An independent assessment by the Global Forum on Transparency and Exchange of Information for Tax Purposes has concluded the practical implementation of international standards for transparency and tax information exchange has been “successful” in the Cayman Islands.
The so-called Phase 2 review by the largest international tax body found the application of Cayman’s legal and regulatory system was transparent and robust in practice. It followed a Phase 1 peer review which assessed Cayman’s legal and regulatory system on paper.
Cayman’s assessment was undertaken between July 2012 and January 2013, and the Global Forum published its findings in a Phase 2 Peer Review Report on 11 April.
The Phase 2 report states Cayman has addressed all of the recommendations contained in the Phase 1 report published in 2010 and therefore, all elements from the Phase 1 review are rated as being “in place”.
In addition “ownership and accounting information has been available in almost all cases where it has been requested”, according to the report.
The report confirmed that the Cayman Islands has broad powers to gather relevant information and that these have been successfully exercised to gather information for exchange purposes.

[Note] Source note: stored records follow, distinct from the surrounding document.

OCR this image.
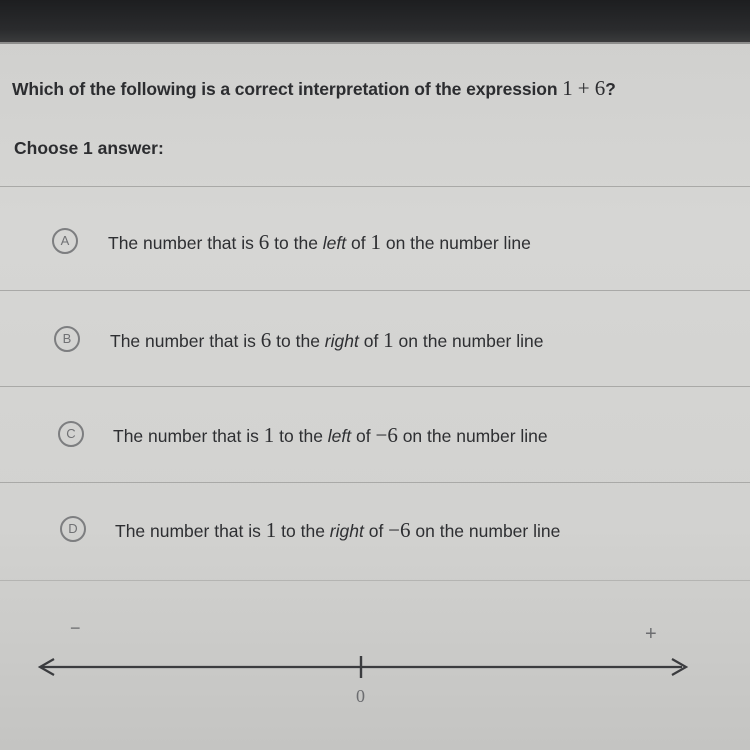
Which of the following is a correct interpretation of the expression 1 + 6?
Choose 1 answer:
A	The number that is 6 to the left of 1 on the number line
B	The number that is 6 to the right of 1 on the number line
C	The number that is 1 to the left of −6 on the number line
D	The number that is 1 to the right of −6 on the number line
−	+
0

“Inputs received from the Cayman Islands’ exchange of information partners attest to the high quality responses provided by the Cayman Islands in a swift and timely manner,” the OECD noted in a summary of the findings.
Cayman’s competent authority, the Cayman Islands Tax Information Authority, is well organised with adequate internal processes in place for handling EOI requests, the OECD said.
Minister for Financial Services Rolston Anglin, said Cayman has had similar outcomes following other multinational, independent reviews of its structure. He noted that the Global Forum results should indicate again to politicians, advocacy groups and the general public that Cayman’s financial services industry operates within a sound legal and regulatory framework in regard to the exchange of information for tax purposes.
“We’ve developed, and we remain committed to enhancing, this framework not just because we know there’s a misperception about Cayman that stubbornly persists and is promulgated, perhaps innocently, by certain groups, but because we know that Cayman will have a stable economy only if we continue to attract good and responsible business,” he said.
“And every country – no matter how small, and regardless of its topography – should be allowed to build a strong economy, as long as it fulfils its responsibilities to the global economy”.
The only deficiencies pointed out in the report were “the lack of monitoring of ownership and accounting obligations [which] may affect the availability of information for all entities” and the difficulty “to enforce the availability of ownership information in the Cayman Islands in respect of bearer shares where this information is held by a custodian located abroad”.
The attorney general’s chambers, the Cayman Islands Monetary Authority, the Tax Information Authority and the Financial Services Secretariat provided assistance or information during the Phase 2 assessment. During the review’s on-island component, the assessment team also met with representatives of the Cayman Islands Compliance Association.
The Global Forum has with 119 member jurisdictions that are committed to implementing its standards.
The Cayman Islands is a member of the Global Forum’s Steering Group, which prepares and guides the forum’s work. It also is a member of the forum’s peer review group, which is responsible for the peer review process.